Controllers work about as you'd expect. That is to say, this is yet another PC port for a game that was originally PlayStation 4 exclusive that lacks PlayStation button prompts. Games have supported it before, the game originally released on the system so it's disappointing, but it's not exactly unexpected at this point, either. Ultimately a nitpick, but I know that some players do care about this, so I felt it was worth mentioning at the very least.

PC specific content and bonuses

Nothing. Besides for the game's menus being surprisingly keyboard and mouse compatible, and some very, very basic graphics options - this is essentially the same exact game as on PS4. A basic port, no more, no less.
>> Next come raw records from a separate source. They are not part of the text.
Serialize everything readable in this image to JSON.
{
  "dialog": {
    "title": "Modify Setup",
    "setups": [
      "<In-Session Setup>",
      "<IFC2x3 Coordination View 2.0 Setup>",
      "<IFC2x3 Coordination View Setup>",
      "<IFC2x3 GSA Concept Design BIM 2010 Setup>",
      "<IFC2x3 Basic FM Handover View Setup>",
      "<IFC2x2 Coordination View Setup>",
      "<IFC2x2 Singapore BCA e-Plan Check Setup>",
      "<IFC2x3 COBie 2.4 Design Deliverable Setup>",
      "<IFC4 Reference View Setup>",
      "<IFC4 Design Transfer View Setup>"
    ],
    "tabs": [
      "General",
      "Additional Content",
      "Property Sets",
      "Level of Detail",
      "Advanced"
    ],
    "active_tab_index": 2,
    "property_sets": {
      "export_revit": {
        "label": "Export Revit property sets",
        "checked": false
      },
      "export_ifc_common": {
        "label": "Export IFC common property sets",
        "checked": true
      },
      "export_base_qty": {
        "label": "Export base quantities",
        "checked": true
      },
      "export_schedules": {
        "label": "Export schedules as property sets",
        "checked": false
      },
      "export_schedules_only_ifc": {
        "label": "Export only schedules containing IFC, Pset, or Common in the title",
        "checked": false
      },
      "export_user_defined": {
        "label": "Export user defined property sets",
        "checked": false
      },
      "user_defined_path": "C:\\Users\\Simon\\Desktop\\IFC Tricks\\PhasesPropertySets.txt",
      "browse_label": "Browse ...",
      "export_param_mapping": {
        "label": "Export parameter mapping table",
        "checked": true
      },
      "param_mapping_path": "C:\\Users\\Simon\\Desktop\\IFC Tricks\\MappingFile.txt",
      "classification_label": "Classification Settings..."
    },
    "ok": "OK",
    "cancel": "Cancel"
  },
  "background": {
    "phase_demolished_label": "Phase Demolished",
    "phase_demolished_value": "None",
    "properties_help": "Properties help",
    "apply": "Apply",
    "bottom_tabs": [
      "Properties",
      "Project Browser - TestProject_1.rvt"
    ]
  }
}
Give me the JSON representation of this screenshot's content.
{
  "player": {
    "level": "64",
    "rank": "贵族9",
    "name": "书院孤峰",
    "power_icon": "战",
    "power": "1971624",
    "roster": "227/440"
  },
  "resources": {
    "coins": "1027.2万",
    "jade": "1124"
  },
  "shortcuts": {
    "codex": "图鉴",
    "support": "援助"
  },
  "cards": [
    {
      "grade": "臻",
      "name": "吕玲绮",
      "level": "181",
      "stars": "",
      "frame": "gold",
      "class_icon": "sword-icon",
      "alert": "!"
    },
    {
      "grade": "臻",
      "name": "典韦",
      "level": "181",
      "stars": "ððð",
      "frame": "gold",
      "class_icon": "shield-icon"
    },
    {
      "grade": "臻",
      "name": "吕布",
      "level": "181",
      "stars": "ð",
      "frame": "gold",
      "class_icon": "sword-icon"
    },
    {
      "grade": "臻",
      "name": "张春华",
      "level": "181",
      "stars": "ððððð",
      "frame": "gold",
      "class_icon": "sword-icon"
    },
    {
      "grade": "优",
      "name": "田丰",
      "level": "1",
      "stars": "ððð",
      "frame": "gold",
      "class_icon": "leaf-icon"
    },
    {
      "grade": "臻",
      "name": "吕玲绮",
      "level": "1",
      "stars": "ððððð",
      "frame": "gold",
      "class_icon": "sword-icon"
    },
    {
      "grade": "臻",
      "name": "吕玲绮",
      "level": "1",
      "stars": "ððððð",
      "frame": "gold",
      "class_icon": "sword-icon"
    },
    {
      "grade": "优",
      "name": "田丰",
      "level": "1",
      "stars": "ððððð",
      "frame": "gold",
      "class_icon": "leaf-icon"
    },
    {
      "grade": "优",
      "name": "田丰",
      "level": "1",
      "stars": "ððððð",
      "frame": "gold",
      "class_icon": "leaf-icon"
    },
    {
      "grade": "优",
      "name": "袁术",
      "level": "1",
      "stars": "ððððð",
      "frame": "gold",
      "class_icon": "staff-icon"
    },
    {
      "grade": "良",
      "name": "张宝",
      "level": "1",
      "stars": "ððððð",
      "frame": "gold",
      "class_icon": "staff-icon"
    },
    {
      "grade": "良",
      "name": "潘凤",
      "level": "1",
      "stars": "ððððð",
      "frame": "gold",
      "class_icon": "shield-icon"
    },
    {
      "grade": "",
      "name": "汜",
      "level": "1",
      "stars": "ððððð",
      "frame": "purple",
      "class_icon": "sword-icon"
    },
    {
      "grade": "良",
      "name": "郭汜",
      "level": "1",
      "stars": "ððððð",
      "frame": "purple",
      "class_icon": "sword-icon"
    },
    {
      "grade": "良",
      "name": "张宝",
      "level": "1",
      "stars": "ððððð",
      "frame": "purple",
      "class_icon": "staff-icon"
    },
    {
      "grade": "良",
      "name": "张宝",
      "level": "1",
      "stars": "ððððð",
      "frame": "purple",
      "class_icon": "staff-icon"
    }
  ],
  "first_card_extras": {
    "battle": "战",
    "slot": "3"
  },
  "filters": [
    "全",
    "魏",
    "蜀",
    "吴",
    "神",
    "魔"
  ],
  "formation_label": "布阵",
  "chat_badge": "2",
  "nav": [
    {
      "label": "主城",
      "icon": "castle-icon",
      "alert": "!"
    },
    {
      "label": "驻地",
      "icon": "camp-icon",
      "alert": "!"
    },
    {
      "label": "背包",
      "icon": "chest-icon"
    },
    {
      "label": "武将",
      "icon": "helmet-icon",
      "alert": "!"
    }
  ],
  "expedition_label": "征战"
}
If you're going to play Death end re;Quest, then I suppose this port is technically the best version of the game as of right now - but that's by a very, very slim margin. You're not really gaining much from this port, other than the option to play it on your computer, and with keyboard and mouse if you can manage to memorize your mapped controls and can deal with the infuriating mouse camera. As a port it's incredibly disappointing, but at least PC only users can play it, and if you were only planning on playing it with a controller at 1080p/60FPS, you're probably not going to notice the ports glaring faults. The port performs well, and I'd wager for 90% of users the state of it will be enough. It's just disappointing that it launched in such a barebones state.